← Back to portfolio

Wedang Empon-Empon: Faktor Ekonomi dalam Biodiversitas

Published on

Indonesia adalah sebuah negara kepulauan dengan kekayaan alam yang berlimpah. Salah satu buktinya hadir dalam wujud rempah-rempah, yaitu bagian tumbuhan yang digunakan sebagai bumbu, penguat cita rasa, pengharum, dan pengawet makanan yang digunakan terbatas (FAO via Hakim, 2015:1). Rempah-rempah ini kemudian digunakan dalam berbagai olahan, seperti minuman, batik, bumbu dapur, aromaterapi, dan lain sebagainya. Salah satu hasil olahan minuman rempah ini adalah wedang empon-empon.
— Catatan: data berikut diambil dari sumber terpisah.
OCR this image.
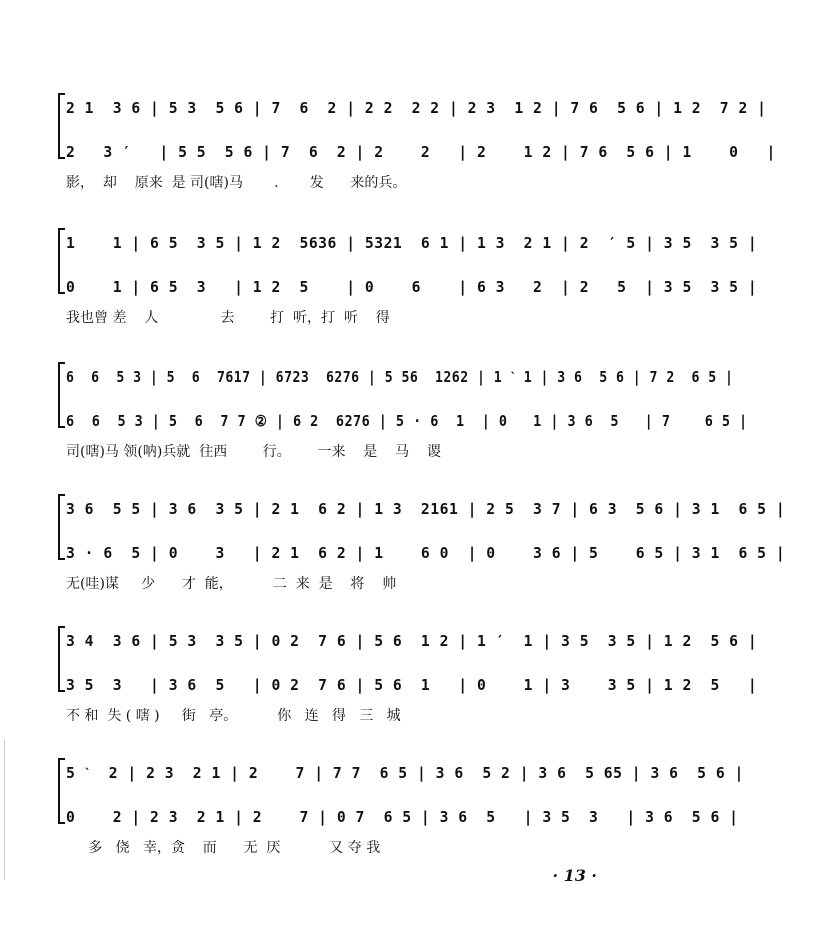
2 1  3 6 | 5 3  5 6 | 7  6  2 | 2 2  2 2 | 2 3  1 2 | 7 6  5 6 | 1 2  7 2 |
2   3 ′   | 5 5  5 6 | 7  6  2 | 2    2   | 2    1 2 | 7 6  5 6 | 1    0   |
影，  却    原来  是 司(嗐)马       .       发      来的兵。
1    1 | 6 5  3 5 | 1 2  5636 | 5321  6 1 | 1 3  2 1 | 2  ′ 5 | 3 5  3 5 |
0    1 | 6 5  3   | 1 2  5    | 0    6    | 6 3   2  | 2   5  | 3 5  3 5 |
我也曾 差    人              去        打  听，打  听    得
6  6  5 3 | 5  6  7617 | 6723  6276 | 5 56  1262 | 1 ˋ 1 | 3 6  5 6 | 7 2  6 5 |
6  6  5 3 | 5  6  7 7 ② | 6 2  6276 | 5 · 6  1  | 0   1 | 3 6  5   | 7    6 5 |
司(嗐)马 领(呐)兵就  往西        行。      一来    是    马    谡
3 6  5 5 | 3 6  3 5 | 2 1  6 2 | 1 3  2161 | 2 5  3 7 | 6 3  5 6 | 3 1  6 5 |
3 · 6  5 | 0    3   | 2 1  6 2 | 1    6 0  | 0    3 6 | 5    6 5 | 3 1  6 5 |
无(哇)谋     少      才  能，         二  来  是    将    帅
3 4  3 6 | 5 3  3 5 | 0 2  7 6 | 5 6  1 2 | 1 ′  1 | 3 5  3 5 | 1 2  5 6 |
3 5  3   | 3 6  5   | 0 2  7 6 | 5 6  1   | 0    1 | 3    3 5 | 1 2  5   |
不 和  失 ( 嗐 )     街   亭。         你   连   得   三   城
5 ˋ  2 | 2 3  2 1 | 2    7 | 7 7  6 5 | 3 6  5 2 | 3 6  5 65 | 3 6  5 6 |
0    2 | 2 3  2 1 | 2    7 | 0 7  6 5 | 3 6  5   | 3 5  3   | 3 6  5 6 |
多   侥   幸，贪    而      无  厌           又 夺 我
· 13 ·
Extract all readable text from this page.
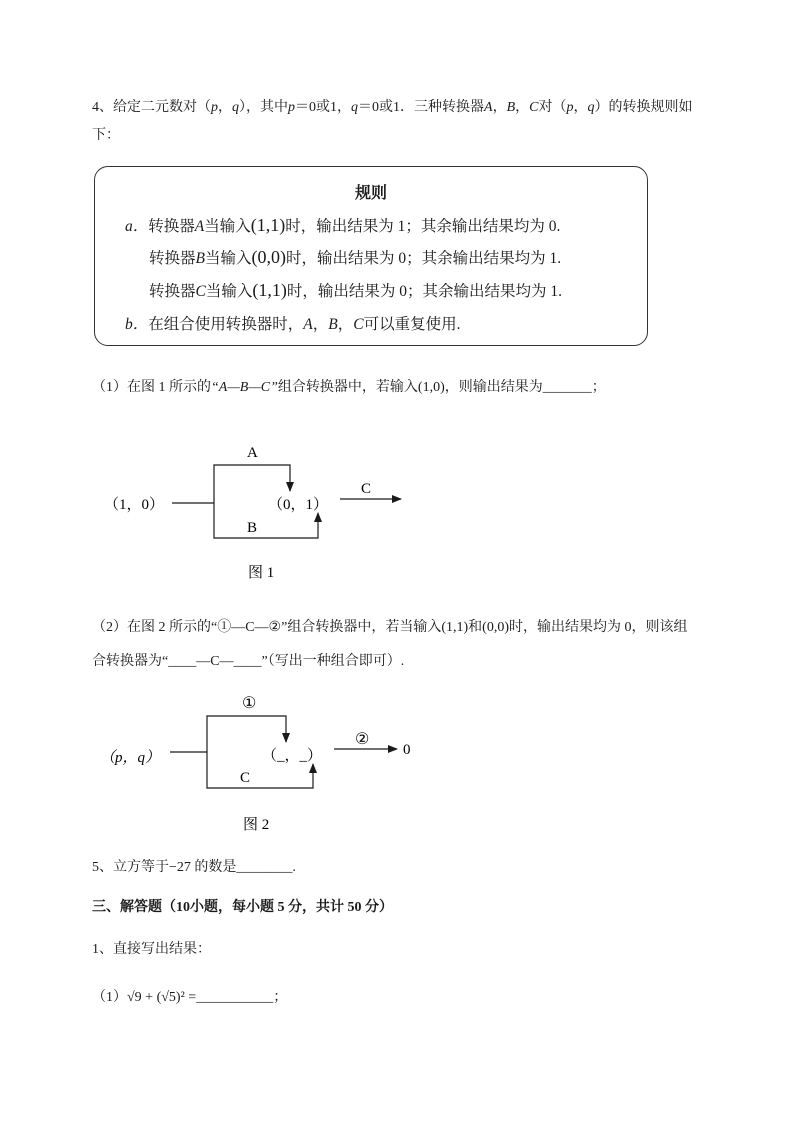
4、给定二元数对（p，q），其中p＝0或1，q＝0或1．三种转换器A，B，C对（p，q）的转换规则如
下：
规则
a．转换器A当输入(1,1)时，输出结果为 1；其余输出结果均为 0.
转换器B当输入(0,0)时，输出结果为 0；其余输出结果均为 1.
转换器C当输入(1,1)时，输出结果为 0；其余输出结果均为 1.
b．在组合使用转换器时，A，B，C可以重复使用.
（1）在图 1 所示的“A—B—C”组合转换器中，若输入(1,0)，则输出结果为_______；
（1，0）
A
B
（0，1）
C
图 1
（2）在图 2 所示的“①—C—②”组合转换器中，若当输入(1,1)和(0,0)时，输出结果均为 0，则该组
合转换器为“____—C—____”（写出一种组合即可）.
（p，q）
①
C
（_，_）
②
0
图 2
5、立方等于−27 的数是________.
三、解答题（10小题，每小题 5 分，共计 50 分）
1、直接写出结果：
（1）√9 + (√5)² =___________；
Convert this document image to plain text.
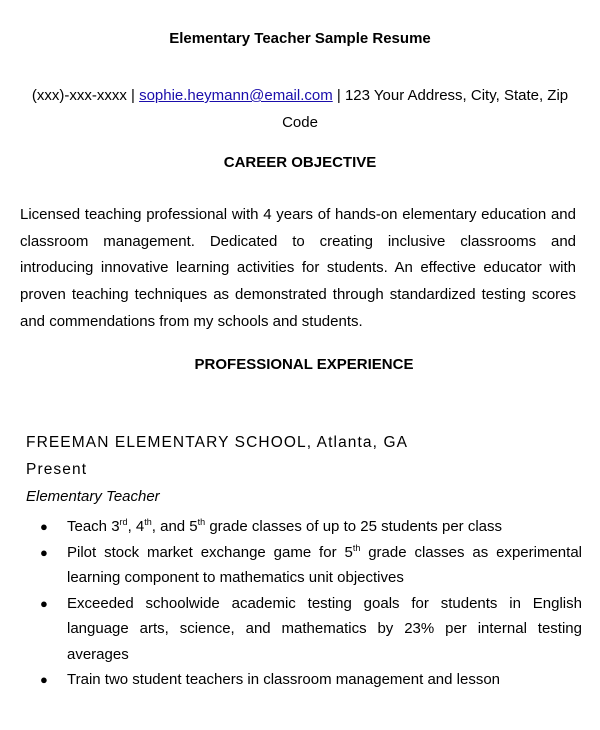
Elementary Teacher Sample Resume
(xxx)-xxx-xxxx | sophie.heymann@email.com | 123 Your Address, City, State, Zip Code
CAREER OBJECTIVE
Licensed teaching professional with 4 years of hands-on elementary education and classroom management. Dedicated to creating inclusive classrooms and introducing innovative learning activities for students. An effective educator with proven teaching techniques as demonstrated through standardized testing scores and commendations from my schools and students.
PROFESSIONAL EXPERIENCE
FREEMAN ELEMENTARY SCHOOL, Atlanta, GA
Present
Elementary Teacher
● Teach 3rd, 4th, and 5th grade classes of up to 25 students per class
● Pilot stock market exchange game for 5th grade classes as experimental learning component to mathematics unit objectives
● Exceeded schoolwide academic testing goals for students in English language arts, science, and mathematics by 23% per internal testing averages
● Train two student teachers in classroom management and lesson
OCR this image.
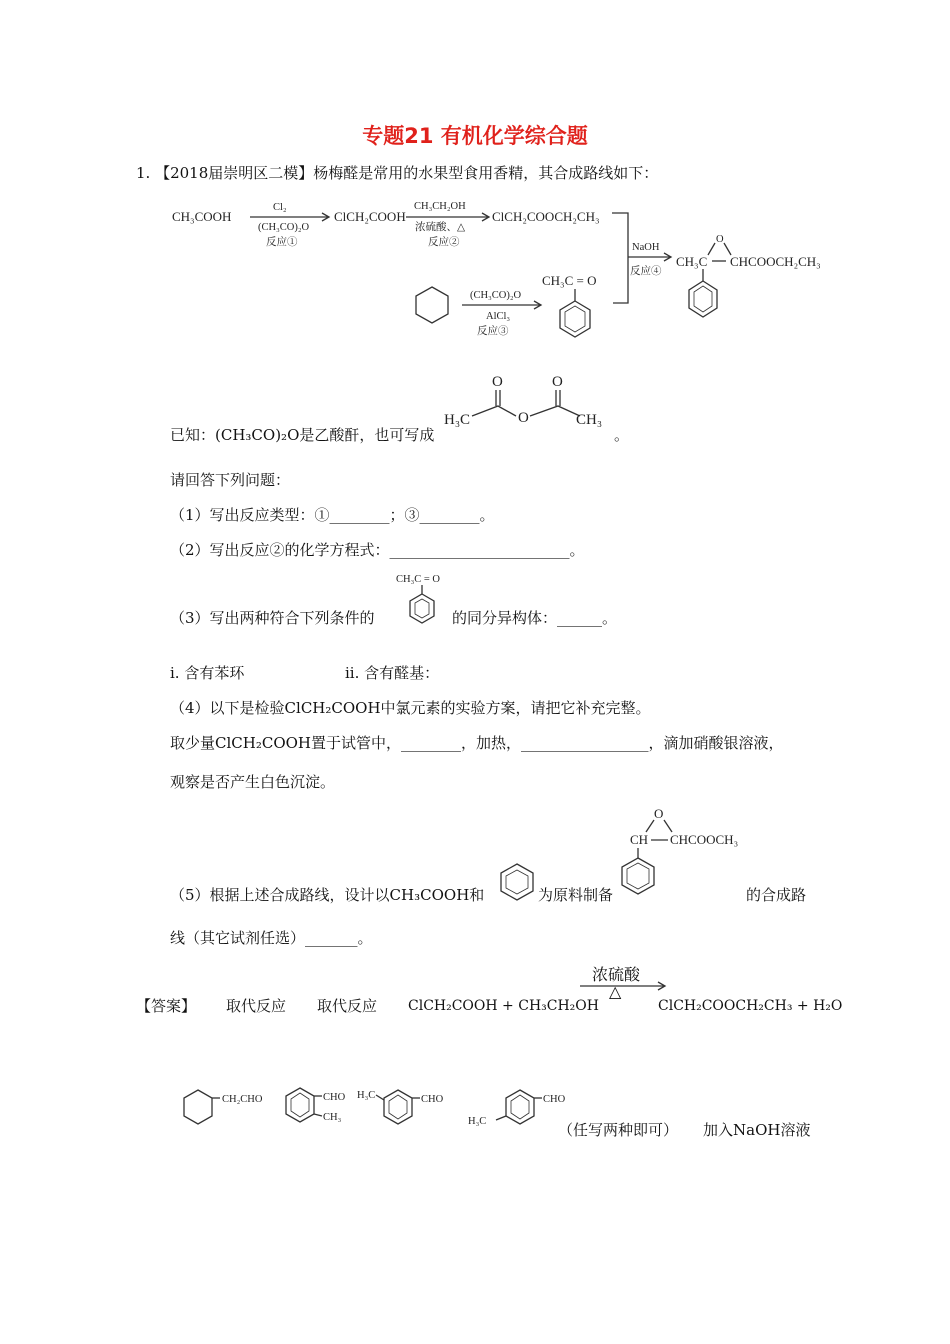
专题21 有机化学综合题
1. 【2018届崇明区二模】杨梅醛是常用的水果型食用香精，其合成路线如下：
CH₃COOH
Cl₂
(CH₃CO)₂O
反应①
ClCH₂COOH
CH₃CH₂OH
浓硫酸、△
反应②
ClCH₂COOCH₂CH₃
(CH₃CO)₂O
AlCl₃
反应③
CH₃C = O
NaOH
反应④
O
CH₃C CHCOOCH₂CH₃
已知：(CH₃CO)₂O是乙酸酐，也可写成
O	O
H₃C	O	CH₃
。
请回答下列问题：
（1）写出反应类型：①________；③________。
（2）写出反应②的化学方程式：________________________。
（3）写出两种符合下列条件的
CH₃C = O
的同分异构体：______。
i. 含有苯环	ii. 含有醛基：
（4）以下是检验ClCH₂COOH中氯元素的实验方案，请把它补充完整。
取少量ClCH₂COOH置于试管中，________，加热，_________________，滴加硝酸银溶液，
观察是否产生白色沉淀。
（5）根据上述合成路线，设计以CH₃COOH和	为原料制备
O
CH CHCOOCH₃
的合成路
线（其它试剂任选）_______。
【答案】 取代反应 取代反应 ClCH₂COOH + CH₃CH₂OH
浓硫酸
△
ClCH₂COOCH₂CH₃ + H₂O
CH₂CHO	CHO
CH₃
H₃C	CHO	CHO
H₃C	（任写两种即可） 加入NaOH溶液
Pengertian Wedang Empon-Empon

Secara etimologi, wedang empon-empon berasal dari bahasa Jawa /wedang/ yang berarti 'minuman' atau 'air panas mendidih untuk sajian' dan /empu/ + /-an/ yang berarti 'akar-akaran kunyit, kunir, dan lain-lain yang berukuran besar' atau 'orang yang ahli atau unggul' (Poerwadarminta, 1939:121-658). Jadi, wedang empon-empon adalah minuman tradisional Jawa yang berasal dari olahan rempah akar-akaran. Minuman ini juga dipercaya dapat berfungsi sebagai minuman obat bagi kesehatan.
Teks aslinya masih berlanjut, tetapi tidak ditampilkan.